Die Lambdasonde (27) vom Hauptkabelbaum lösen (Abschn. P 1, Anordnung der Kabel am Motorrad) lösen. Bezüglich der Lambdasonde verweisen wir an dieser Stelle auf die Angaben im Abschn. M 3, Lambdasonde.
Das senkrechte Auspuffrohr (6) aus dem senkrechten Zylinderkopf und die Dichtung (1) entfernen.
Wichtig
Die Auspuffkanäle verstopfen, um so zu verhindern, dass Fremdkörper in die Verbrennungskammer gelangen.
Hinweis
Bei den Versionen USA befindet sich an der Befestigung des rechten Schalldämpfers an der Einheit der Beifahrerfußrasten eine Unterlegscheibe für den Halt des Canisters.
Montage der Auspuffanlage
Die Dichtungen (1) auswechseln.
Das waagrechte (5) und das senkrechte (6) Auspuffrohr an den Zylinderköpfen montieren.

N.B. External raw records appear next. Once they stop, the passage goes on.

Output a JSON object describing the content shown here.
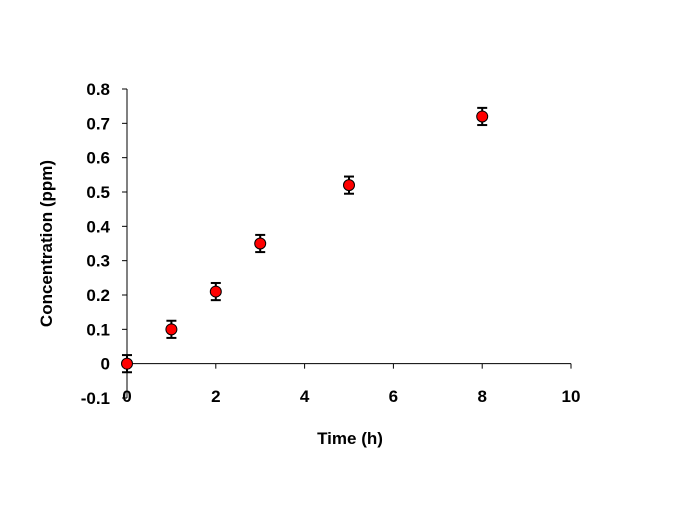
{
  "chart_data": {
    "type": "scatter",
    "title": "",
    "xlabel": "Time (h)",
    "ylabel": "Concentration (ppm)",
    "xlim": [
      0,
      10
    ],
    "ylim": [
      -0.1,
      0.8
    ],
    "x_ticks": [
      "0",
      "2",
      "4",
      "6",
      "8",
      "10"
    ],
    "y_ticks": [
      "-0.1",
      "0",
      "0.1",
      "0.2",
      "0.3",
      "0.4",
      "0.5",
      "0.6",
      "0.7",
      "0.8"
    ],
    "x_tick_values": [
      0,
      2,
      4,
      6,
      8,
      10
    ],
    "y_tick_values": [
      -0.1,
      0,
      0.1,
      0.2,
      0.3,
      0.4,
      0.5,
      0.6,
      0.7,
      0.8
    ],
    "grid": false,
    "legend": "none",
    "marker_color": "#ff0000",
    "series": [
      {
        "x": [
          0,
          1,
          2,
          3,
          5,
          8
        ],
        "y": [
          0,
          0.1,
          0.21,
          0.35,
          0.52,
          0.72
        ],
        "error": [
          0.025,
          0.025,
          0.025,
          0.025,
          0.025,
          0.025
        ]
      }
    ]
  }
}
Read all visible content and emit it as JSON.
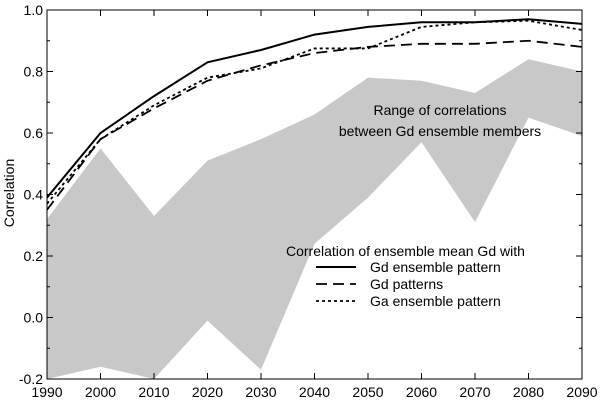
{
  "chart_data": {
    "type": "line",
    "xlabel": "",
    "ylabel": "Correlation",
    "xlim": [
      1990,
      2090
    ],
    "ylim": [
      -0.2,
      1.0
    ],
    "x": [
      1990,
      2000,
      2010,
      2020,
      2030,
      2040,
      2050,
      2060,
      2070,
      2080,
      2090
    ],
    "x_tick_labels": [
      "1990",
      "2000",
      "2010",
      "2020",
      "2030",
      "2040",
      "2050",
      "2060",
      "2070",
      "2080",
      "2090"
    ],
    "y_ticks": [
      -0.2,
      0.0,
      0.2,
      0.4,
      0.6,
      0.8,
      1.0
    ],
    "y_tick_labels": [
      "-0.2",
      "0.0",
      "0.2",
      "0.4",
      "0.6",
      "0.8",
      "1.0"
    ],
    "band": {
      "color": "#c8c8c8",
      "upper": [
        0.32,
        0.55,
        0.33,
        0.51,
        0.58,
        0.66,
        0.78,
        0.77,
        0.73,
        0.84,
        0.8
      ],
      "lower": [
        -0.2,
        -0.16,
        -0.2,
        -0.01,
        -0.17,
        0.24,
        0.39,
        0.57,
        0.31,
        0.65,
        0.59
      ]
    },
    "series": [
      {
        "name": "Gd ensemble pattern",
        "style": "solid",
        "values": [
          0.39,
          0.6,
          0.72,
          0.83,
          0.87,
          0.92,
          0.945,
          0.96,
          0.96,
          0.97,
          0.955
        ]
      },
      {
        "name": "Gd patterns",
        "style": "dashed",
        "values": [
          0.35,
          0.58,
          0.68,
          0.77,
          0.82,
          0.86,
          0.88,
          0.89,
          0.89,
          0.9,
          0.88
        ]
      },
      {
        "name": "Ga ensemble pattern",
        "style": "dotted",
        "values": [
          0.37,
          0.58,
          0.69,
          0.78,
          0.81,
          0.875,
          0.875,
          0.945,
          0.96,
          0.965,
          0.935
        ]
      }
    ],
    "band_annotation": [
      "Range of correlations",
      "between Gd ensemble members"
    ],
    "legend_title": "Correlation of ensemble mean Gd with",
    "legend_position": "lower-right",
    "grid": false
  }
}
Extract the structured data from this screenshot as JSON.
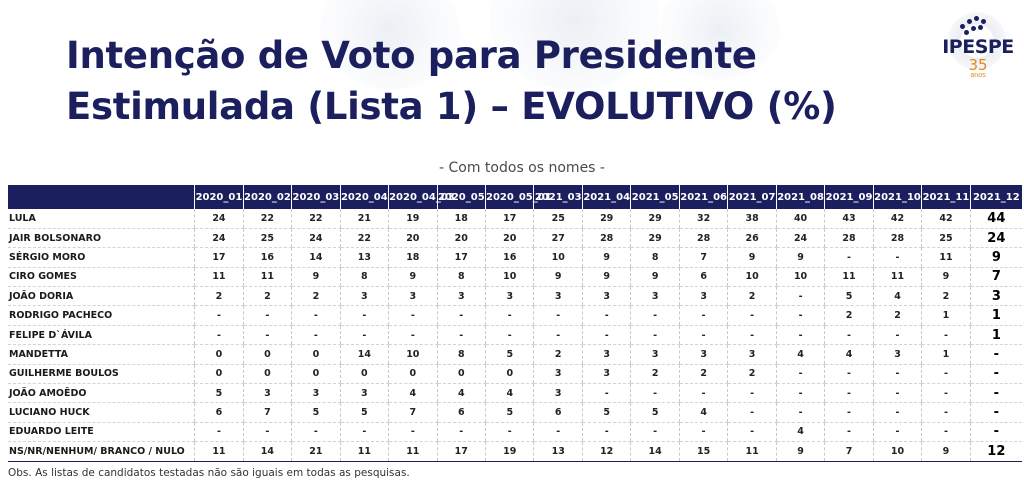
{
  "header": {
    "title_line1": "Intenção de Voto para Presidente",
    "title_line2": "Estimulada (Lista 1) – EVOLUTIVO (%)",
    "subtitle": "- Com todos os nomes -"
  },
  "logo": {
    "name": "IPESPE",
    "years": "35",
    "anos": "anos"
  },
  "table": {
    "columns": [
      "2020_01",
      "2020_02",
      "2020_03",
      "2020_04",
      "2020_04_03",
      "2020_05",
      "2020_05_01",
      "2021_03",
      "2021_04",
      "2021_05",
      "2021_06",
      "2021_07",
      "2021_08",
      "2021_09",
      "2021_10",
      "2021_11",
      "2021_12"
    ],
    "rows": [
      {
        "name": "LULA",
        "values": [
          "24",
          "22",
          "22",
          "21",
          "19",
          "18",
          "17",
          "25",
          "29",
          "29",
          "32",
          "38",
          "40",
          "43",
          "42",
          "42",
          "44"
        ]
      },
      {
        "name": "JAIR BOLSONARO",
        "values": [
          "24",
          "25",
          "24",
          "22",
          "20",
          "20",
          "20",
          "27",
          "28",
          "29",
          "28",
          "26",
          "24",
          "28",
          "28",
          "25",
          "24"
        ]
      },
      {
        "name": "SÉRGIO MORO",
        "values": [
          "17",
          "16",
          "14",
          "13",
          "18",
          "17",
          "16",
          "10",
          "9",
          "8",
          "7",
          "9",
          "9",
          "-",
          "-",
          "11",
          "9"
        ]
      },
      {
        "name": "CIRO GOMES",
        "values": [
          "11",
          "11",
          "9",
          "8",
          "9",
          "8",
          "10",
          "9",
          "9",
          "9",
          "6",
          "10",
          "10",
          "11",
          "11",
          "9",
          "7"
        ]
      },
      {
        "name": "JOÃO DORIA",
        "values": [
          "2",
          "2",
          "2",
          "3",
          "3",
          "3",
          "3",
          "3",
          "3",
          "3",
          "3",
          "2",
          "-",
          "5",
          "4",
          "2",
          "3"
        ]
      },
      {
        "name": "RODRIGO PACHECO",
        "values": [
          "-",
          "-",
          "-",
          "-",
          "-",
          "-",
          "-",
          "-",
          "-",
          "-",
          "-",
          "-",
          "-",
          "2",
          "2",
          "1",
          "1"
        ]
      },
      {
        "name": "FELIPE D`ÁVILA",
        "values": [
          "-",
          "-",
          "-",
          "-",
          "-",
          "-",
          "-",
          "-",
          "-",
          "-",
          "-",
          "-",
          "-",
          "-",
          "-",
          "-",
          "1"
        ]
      },
      {
        "name": "MANDETTA",
        "values": [
          "0",
          "0",
          "0",
          "14",
          "10",
          "8",
          "5",
          "2",
          "3",
          "3",
          "3",
          "3",
          "4",
          "4",
          "3",
          "1",
          "-"
        ]
      },
      {
        "name": "GUILHERME BOULOS",
        "values": [
          "0",
          "0",
          "0",
          "0",
          "0",
          "0",
          "0",
          "3",
          "3",
          "2",
          "2",
          "2",
          "-",
          "-",
          "-",
          "-",
          "-"
        ]
      },
      {
        "name": "JOÃO AMOÊDO",
        "values": [
          "5",
          "3",
          "3",
          "3",
          "4",
          "4",
          "4",
          "3",
          "-",
          "-",
          "-",
          "-",
          "-",
          "-",
          "-",
          "-",
          "-"
        ]
      },
      {
        "name": "LUCIANO HUCK",
        "values": [
          "6",
          "7",
          "5",
          "5",
          "7",
          "6",
          "5",
          "6",
          "5",
          "5",
          "4",
          "-",
          "-",
          "-",
          "-",
          "-",
          "-"
        ]
      },
      {
        "name": "EDUARDO LEITE",
        "values": [
          "-",
          "-",
          "-",
          "-",
          "-",
          "-",
          "-",
          "-",
          "-",
          "-",
          "-",
          "-",
          "4",
          "-",
          "-",
          "-",
          "-"
        ]
      },
      {
        "name": "NS/NR/NENHUM/ BRANCO / NULO",
        "values": [
          "11",
          "14",
          "21",
          "11",
          "11",
          "17",
          "19",
          "13",
          "12",
          "14",
          "15",
          "11",
          "9",
          "7",
          "10",
          "9",
          "12"
        ]
      }
    ]
  },
  "footnote": "Obs. As listas de candidatos testadas não são iguais em todas as pesquisas.",
  "colors": {
    "header_bg": "#1b1f5e",
    "title": "#1b1f5e",
    "logo_accent": "#e08a1e"
  }
}
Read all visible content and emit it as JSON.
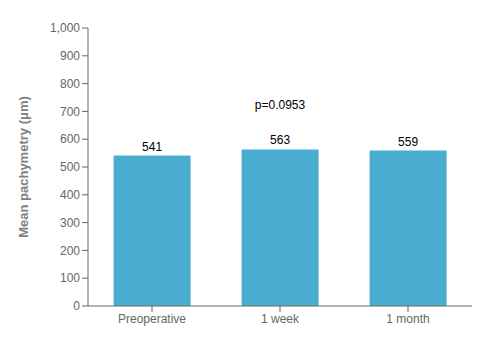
{
  "chart_data": {
    "type": "bar",
    "categories": [
      "Preoperative",
      "1 week",
      "1 month"
    ],
    "values": [
      541,
      563,
      559
    ],
    "color": "#4BAED0",
    "ylabel": "Mean pachymetry (μm)",
    "ylim": [
      0,
      1000
    ],
    "yticks": [
      0,
      100,
      200,
      300,
      400,
      500,
      600,
      700,
      800,
      900,
      {
        "value": 1000,
        "label": "1,000"
      }
    ],
    "grid": false,
    "data_labels": true,
    "annotations": [
      {
        "text": "p=0.0953",
        "x": "1 week",
        "y": 690
      }
    ]
  }
}
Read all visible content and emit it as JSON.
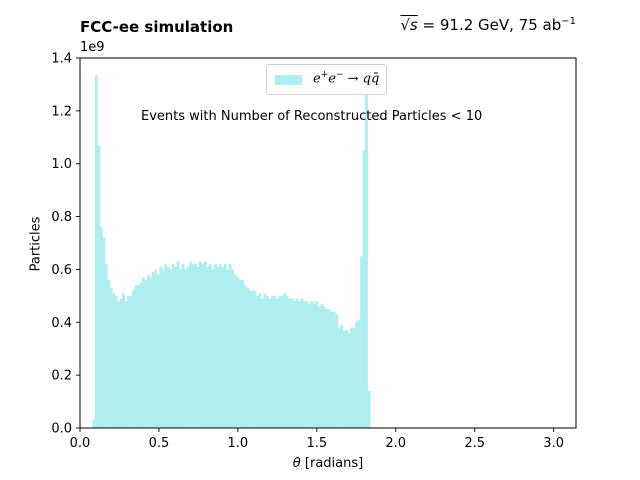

Die Klemmmuttern (4) der Flanschen auf das vorgeschriebene Anzugsmoment (Abschn. C 3, Anzugsmomente - Fahrwerk) bringen.
Die Schrauben (24) mit Distanzstück (22) auf das vorgeschriebene Anzugsmoment bringen (Abschn. C 3, Anzugsmomente - Fahrwerk).
Die Lambdasonde (27) an den Hauptkabelbaum schließen (Abschn. P1, Anordnung der Kabel am Motorrad).
Den linken (16) und den rechten (12) Schalldämpfer in den waagrechten Auspuffschalldämpfer (5) einfügen.
Falls sie abgenommen wurden, die vier Schwingungsdämpfergummis (9) installieren, sie dabei an den beiden Seiten der Fußrastenplatte (A) ausrichten.
Die Buchsen (20) in die Schalldämpferbügel (19) und (13) einfügen.
Die Schalldämpferbügel gegen die Fußrastenplatten (A) auf Anschlag bringen, dann die Buchsen (10) bis auf Anschlag einfügen.
Die Schrauben (11) und, auf der anderen Seite, die Unterlegscheiben (14) einfügen, dann die Muttern (15) ansetzen.
Die Schrauben (11), während man die Muttern dagegen hält, auf das vorgeschriebene Anzugsmoment bringen (Abschn. C 3, Anzugsmomente - Fahrwerk).
Um die Befestigungsschellen (8) der Schalldämpfer am Auspuff auszurichten, müssen die Schellen so angeordnet werden, dass die Schrauben parallel zur durch die Ausnehmungen (B) in den Auspuffrohren führende Achse liegen.
Die Schellen (8) so ausrichten, dass sie mit den Auspuffrohren auf Kante liegen oder jedenfalls so, dass die Ausnahmen (B) innen verdeckt bleiben.
Die Schellen (8) auf das vorgeschriebene Anzugsmoment bringen (Abschn. C 3, Anzugsmomente - Fahrwerk).